Eu, caro amigo, me curvo frente aos seus girassóis, me curvo porque neles encontro o repousar de um espírito belo e amável. É bonito olhar os girassóis e ver a sublime leveza que só os de espírito livre são capazes de expressar.
Não é sua culpa a ignorância do mundo. Como todo sentimento, às vezes, são igualmente alvo da incompreensão, não o culpo pela cegueira do mundo no seu tempo. Como culpa-lo se espíritos rochosos e mentes turvas, entregues às convenções mesquinhas , não foram capazes de olhar, como você olhava, a beleza e perfeição da natureza?

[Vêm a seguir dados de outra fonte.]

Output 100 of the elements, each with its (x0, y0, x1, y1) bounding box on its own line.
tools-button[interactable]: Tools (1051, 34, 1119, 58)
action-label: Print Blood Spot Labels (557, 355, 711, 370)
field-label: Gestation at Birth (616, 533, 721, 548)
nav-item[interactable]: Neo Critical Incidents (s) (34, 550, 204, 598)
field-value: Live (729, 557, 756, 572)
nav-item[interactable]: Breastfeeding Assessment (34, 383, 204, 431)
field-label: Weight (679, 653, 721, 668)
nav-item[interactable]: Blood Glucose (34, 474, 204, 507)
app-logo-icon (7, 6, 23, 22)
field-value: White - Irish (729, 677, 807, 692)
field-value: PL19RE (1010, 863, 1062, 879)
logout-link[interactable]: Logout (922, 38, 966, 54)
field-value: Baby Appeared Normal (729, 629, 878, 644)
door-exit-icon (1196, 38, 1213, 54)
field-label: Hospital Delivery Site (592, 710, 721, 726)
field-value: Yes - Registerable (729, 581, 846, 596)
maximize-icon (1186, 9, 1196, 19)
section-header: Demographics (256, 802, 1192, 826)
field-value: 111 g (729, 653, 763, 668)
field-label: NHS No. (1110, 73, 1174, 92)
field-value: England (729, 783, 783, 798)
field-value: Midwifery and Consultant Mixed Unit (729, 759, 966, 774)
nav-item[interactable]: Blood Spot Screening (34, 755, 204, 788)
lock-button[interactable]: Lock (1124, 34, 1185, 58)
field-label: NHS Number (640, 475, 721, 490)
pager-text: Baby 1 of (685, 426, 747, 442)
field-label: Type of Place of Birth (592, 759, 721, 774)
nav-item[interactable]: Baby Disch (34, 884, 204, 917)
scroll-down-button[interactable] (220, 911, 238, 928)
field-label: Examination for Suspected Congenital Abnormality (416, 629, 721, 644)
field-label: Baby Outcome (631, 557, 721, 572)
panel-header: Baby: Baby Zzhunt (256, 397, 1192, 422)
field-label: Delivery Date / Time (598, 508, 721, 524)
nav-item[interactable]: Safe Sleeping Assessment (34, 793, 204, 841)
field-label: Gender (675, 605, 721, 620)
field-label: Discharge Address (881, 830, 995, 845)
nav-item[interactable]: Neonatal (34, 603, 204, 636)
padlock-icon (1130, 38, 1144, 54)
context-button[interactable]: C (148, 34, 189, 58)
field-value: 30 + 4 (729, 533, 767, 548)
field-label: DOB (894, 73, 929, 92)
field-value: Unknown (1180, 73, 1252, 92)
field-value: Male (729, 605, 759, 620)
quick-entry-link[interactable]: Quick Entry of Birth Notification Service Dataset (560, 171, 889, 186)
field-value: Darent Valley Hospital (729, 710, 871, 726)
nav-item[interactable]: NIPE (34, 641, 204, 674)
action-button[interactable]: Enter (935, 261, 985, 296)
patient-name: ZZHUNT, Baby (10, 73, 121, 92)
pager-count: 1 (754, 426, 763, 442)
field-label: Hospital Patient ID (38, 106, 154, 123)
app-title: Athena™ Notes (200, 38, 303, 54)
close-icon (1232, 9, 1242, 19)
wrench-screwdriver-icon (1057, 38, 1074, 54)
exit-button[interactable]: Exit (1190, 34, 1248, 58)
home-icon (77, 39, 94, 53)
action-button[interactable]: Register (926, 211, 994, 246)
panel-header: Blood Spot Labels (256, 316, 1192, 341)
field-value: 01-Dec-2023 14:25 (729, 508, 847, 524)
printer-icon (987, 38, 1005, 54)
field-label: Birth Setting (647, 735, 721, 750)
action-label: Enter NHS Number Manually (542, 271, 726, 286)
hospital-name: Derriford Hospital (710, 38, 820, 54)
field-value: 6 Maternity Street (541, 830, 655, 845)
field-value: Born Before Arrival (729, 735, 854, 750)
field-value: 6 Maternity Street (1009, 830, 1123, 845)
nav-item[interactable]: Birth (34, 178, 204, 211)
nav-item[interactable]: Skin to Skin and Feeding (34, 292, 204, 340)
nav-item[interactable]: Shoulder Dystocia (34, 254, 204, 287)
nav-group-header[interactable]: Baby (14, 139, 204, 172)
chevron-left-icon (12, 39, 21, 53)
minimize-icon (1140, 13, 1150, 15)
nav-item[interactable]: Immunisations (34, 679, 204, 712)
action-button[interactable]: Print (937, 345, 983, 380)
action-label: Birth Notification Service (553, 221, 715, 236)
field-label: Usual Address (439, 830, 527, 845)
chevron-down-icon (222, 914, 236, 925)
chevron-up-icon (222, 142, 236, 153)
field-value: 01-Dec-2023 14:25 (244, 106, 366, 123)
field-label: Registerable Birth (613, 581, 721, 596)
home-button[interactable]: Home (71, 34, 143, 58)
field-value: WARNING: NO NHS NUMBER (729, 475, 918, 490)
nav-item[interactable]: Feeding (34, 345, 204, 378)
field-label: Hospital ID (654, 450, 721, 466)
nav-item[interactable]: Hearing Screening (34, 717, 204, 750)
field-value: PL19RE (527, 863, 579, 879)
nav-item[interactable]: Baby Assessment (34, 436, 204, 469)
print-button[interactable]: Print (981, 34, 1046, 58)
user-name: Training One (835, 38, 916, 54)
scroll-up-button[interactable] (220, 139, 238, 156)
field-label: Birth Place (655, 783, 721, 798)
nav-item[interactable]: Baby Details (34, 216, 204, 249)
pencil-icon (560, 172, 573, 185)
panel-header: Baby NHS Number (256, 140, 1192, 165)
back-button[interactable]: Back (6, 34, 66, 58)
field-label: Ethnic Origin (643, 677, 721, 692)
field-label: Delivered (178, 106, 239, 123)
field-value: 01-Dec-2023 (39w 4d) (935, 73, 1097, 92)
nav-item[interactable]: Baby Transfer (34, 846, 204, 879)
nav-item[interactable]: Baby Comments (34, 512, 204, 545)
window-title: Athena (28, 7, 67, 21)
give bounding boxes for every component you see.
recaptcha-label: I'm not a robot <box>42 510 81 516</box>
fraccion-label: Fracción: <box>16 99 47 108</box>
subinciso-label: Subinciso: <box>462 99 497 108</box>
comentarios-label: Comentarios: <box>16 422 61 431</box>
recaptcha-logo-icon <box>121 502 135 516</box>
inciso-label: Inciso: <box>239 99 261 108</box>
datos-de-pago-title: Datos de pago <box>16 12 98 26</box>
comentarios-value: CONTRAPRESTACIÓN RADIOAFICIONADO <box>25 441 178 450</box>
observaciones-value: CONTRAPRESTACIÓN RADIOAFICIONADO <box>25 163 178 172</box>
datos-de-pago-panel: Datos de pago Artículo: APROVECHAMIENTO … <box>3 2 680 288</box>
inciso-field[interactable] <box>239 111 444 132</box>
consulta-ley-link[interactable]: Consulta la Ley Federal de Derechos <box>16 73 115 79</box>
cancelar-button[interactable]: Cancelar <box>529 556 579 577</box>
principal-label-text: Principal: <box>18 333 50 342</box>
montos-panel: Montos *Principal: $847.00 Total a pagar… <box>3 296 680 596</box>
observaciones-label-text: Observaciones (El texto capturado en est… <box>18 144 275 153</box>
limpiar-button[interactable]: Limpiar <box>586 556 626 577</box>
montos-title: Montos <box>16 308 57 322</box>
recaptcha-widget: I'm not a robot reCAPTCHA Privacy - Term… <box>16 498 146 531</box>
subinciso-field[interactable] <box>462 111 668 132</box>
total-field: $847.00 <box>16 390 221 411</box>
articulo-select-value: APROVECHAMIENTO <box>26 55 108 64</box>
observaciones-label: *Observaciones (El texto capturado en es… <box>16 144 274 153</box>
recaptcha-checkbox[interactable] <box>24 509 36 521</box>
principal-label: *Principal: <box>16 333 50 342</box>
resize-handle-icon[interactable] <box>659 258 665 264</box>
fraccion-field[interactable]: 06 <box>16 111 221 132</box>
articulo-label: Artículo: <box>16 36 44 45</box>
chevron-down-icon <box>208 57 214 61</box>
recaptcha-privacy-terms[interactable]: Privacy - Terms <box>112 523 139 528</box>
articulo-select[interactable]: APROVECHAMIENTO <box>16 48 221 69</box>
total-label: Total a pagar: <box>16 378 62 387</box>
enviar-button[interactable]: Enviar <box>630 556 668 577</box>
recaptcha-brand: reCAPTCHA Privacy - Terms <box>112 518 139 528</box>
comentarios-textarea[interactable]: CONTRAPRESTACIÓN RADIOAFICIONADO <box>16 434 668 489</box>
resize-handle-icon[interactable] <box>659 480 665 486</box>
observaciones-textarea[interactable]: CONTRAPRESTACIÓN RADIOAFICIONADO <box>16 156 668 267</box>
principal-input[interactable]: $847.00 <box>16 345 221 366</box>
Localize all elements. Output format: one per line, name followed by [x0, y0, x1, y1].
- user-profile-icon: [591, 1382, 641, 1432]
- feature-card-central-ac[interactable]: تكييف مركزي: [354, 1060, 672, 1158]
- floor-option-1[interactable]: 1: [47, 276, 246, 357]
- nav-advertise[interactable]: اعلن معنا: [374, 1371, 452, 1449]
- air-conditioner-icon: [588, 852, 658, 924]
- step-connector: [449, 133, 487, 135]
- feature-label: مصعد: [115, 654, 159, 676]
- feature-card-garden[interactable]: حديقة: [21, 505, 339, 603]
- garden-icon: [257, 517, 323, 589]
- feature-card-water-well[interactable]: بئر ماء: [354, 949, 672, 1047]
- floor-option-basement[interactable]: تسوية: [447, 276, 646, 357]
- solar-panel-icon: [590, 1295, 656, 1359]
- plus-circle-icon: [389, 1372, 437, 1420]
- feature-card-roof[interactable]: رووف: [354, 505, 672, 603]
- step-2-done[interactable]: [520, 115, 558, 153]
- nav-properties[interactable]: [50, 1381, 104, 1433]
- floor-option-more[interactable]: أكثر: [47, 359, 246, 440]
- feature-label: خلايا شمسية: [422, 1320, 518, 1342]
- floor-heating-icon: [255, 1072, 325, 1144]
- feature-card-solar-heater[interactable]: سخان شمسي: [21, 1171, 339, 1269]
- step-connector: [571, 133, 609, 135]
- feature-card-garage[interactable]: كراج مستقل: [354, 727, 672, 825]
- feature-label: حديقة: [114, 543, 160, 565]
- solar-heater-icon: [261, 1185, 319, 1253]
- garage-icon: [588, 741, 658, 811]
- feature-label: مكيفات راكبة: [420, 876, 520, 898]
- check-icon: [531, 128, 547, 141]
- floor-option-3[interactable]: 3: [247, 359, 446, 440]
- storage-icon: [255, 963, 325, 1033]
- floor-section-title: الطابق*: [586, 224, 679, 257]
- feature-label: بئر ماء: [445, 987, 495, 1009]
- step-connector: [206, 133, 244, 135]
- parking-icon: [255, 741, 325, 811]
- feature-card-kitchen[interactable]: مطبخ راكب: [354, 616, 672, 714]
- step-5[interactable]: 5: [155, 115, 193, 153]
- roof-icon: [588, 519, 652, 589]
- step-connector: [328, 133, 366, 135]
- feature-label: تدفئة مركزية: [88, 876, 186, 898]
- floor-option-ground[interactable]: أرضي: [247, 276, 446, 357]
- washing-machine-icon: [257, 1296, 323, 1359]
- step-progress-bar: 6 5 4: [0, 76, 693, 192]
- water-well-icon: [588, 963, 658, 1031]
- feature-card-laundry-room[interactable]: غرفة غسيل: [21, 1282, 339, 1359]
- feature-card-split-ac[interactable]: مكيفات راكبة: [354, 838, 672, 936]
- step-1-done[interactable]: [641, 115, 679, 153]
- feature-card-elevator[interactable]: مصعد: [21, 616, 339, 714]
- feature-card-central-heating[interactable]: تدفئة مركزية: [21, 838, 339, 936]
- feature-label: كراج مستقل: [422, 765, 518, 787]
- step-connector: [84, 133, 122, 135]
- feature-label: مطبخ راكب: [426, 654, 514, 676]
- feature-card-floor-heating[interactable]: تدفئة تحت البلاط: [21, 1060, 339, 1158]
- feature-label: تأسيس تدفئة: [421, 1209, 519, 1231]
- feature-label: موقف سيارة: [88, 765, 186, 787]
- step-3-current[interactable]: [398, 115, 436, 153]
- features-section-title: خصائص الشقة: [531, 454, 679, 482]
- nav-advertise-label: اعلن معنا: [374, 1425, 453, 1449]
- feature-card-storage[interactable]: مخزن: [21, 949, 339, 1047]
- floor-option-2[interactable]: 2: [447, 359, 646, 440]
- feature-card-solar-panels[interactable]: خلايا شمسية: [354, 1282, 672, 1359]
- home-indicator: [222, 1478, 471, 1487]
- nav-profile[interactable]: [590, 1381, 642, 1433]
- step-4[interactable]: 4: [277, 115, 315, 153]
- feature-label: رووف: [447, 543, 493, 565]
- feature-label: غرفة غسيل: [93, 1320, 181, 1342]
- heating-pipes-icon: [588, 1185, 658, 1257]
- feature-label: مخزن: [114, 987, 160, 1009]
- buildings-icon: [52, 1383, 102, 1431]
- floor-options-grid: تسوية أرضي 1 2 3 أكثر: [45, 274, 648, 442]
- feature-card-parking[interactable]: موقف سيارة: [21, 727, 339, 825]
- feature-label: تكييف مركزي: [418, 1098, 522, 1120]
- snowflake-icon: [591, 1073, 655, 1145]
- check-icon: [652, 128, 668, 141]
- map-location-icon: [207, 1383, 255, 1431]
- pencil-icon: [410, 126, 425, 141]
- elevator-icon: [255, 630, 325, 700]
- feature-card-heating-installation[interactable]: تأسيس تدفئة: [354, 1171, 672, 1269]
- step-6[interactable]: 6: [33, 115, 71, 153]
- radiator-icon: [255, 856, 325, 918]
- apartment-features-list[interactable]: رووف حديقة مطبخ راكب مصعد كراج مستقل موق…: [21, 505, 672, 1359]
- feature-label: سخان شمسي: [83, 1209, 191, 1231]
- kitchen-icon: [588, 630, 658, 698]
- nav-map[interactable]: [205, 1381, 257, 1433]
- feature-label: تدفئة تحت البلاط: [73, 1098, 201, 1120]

Não se culpe se não foram capazes de ver o que você via. Não se culpe se seu coração, belo, tal qual os girassóis, não era o mesmo dos outros. Não há que falar de culpa quando a turvação do olhar da alma já se manifesta no regozijo da ignorância. É preciso muita dureza de espírito para não perceber o lindo canto do pássaro e as cores das flores. Porém, o tempo, esse abismo de incertezas, tem ele seus próprios meios. E, como se quisesse nos dizer algo ignorado no seu tempo, traz , para nossa felicidade, sua arte antes rejeitada. Traz seus girassóis como a água ao que tem sede. É o resplendor de novas possibilidades, de novas vivências. Assim, caro amigo, o tempo, a seu modo, se vinga da ignorância dos seus contemporâneos. A arte póstuma, talvez, tenha seu próprio sentido; não sabemos. Todavia, preciso dizer, seus girassóis venceram a ignorância. Seus girassóis, como o Sol que aquece o frio do inverno, aquecem a alma de quem almeja vida.